1.) 2 + 2^2 + 2^3 + 2^4 + ... + 2^n = 2^n+1 -2
Let n=1
2 + 2^2 + 2^3 + 2^4 + ... + 2^n = 2^1 = 2
and
2^n+1 -2 = 2^1+1 - 2 = 2^2 -2 = 4 - 2 = 2
assume n=k
2 + 2^2 + 2^3 + 2^4 + ... + 2^k = 2^k+1 -2
Let n=k+1
2 + 2^2 + 2^3 + 2^4 + ... + 2^k = 2^k+1 -2
= [2 + 2^2 + 2^3 + 2^4 + ... + 2^k] + 2^k+1
= [2^k+1 -2] + 2^k+1
= 2 x 2^k+1 - 2
= 2^1 x 2^k+1 - 2
= 2^k+1+1 - 2
= 2^(k+1)+1 - 2
Is the point of this part to show that 2^1 +...+ 2^k = 2^(k+1)-2 by showing that they both = 2 when n=1?Let n=1
2 + 2^2 + 2^3 + 2^4 + ... + 2^n = 2^1 = 2
and
2^n+1 -2 = 2^1+1 - 2 = 2^2 -2 = 4 - 2 = 2
If so then I can see how the case where n=k and n=k+1 works, but just because the equality holds when n=1 that doesn't necessarily means it must hold when n=k or n=k+1?
I'm new to proofs so that's why I ask, I'm not saying it's wrong, but that bit doesn't make sense to me.
He is showing two things:
1) This holds for n = 1
2) If this holds for n = k, then n = k + 1.
He is not using the n = 1 case to prove the n = k or n = k + 1 cases.

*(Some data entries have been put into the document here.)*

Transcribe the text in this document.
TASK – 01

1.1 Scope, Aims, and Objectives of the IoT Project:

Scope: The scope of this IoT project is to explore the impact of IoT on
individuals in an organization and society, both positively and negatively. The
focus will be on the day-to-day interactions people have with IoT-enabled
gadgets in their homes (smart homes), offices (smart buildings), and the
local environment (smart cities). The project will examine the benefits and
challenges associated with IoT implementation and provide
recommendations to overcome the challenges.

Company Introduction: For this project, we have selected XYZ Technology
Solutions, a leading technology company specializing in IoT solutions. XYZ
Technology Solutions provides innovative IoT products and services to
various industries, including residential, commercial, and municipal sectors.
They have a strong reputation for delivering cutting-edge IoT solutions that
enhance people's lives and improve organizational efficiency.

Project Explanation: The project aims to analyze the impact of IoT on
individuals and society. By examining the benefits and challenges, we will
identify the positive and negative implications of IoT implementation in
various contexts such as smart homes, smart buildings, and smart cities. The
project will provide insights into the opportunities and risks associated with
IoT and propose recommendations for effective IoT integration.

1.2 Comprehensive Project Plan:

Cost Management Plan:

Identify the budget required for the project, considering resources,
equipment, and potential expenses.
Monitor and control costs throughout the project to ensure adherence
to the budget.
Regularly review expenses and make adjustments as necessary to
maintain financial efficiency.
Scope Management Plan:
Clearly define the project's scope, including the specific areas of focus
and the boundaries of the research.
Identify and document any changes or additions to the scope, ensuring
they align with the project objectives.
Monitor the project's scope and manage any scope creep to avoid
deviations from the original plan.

He is assuming that this holds for some n = k. Then uses this assumption to prove the case where n = k + 1.
Note that when these two conditions are satisfied, then it is true for all n => 1. That is because by (1), we see this holds for n = 1. Then by (2) since this holds for n = 1, then it holds for n = 2. Then by (2) this holds for n = 3. Then by (2) again, this holds for n = 4 and so on.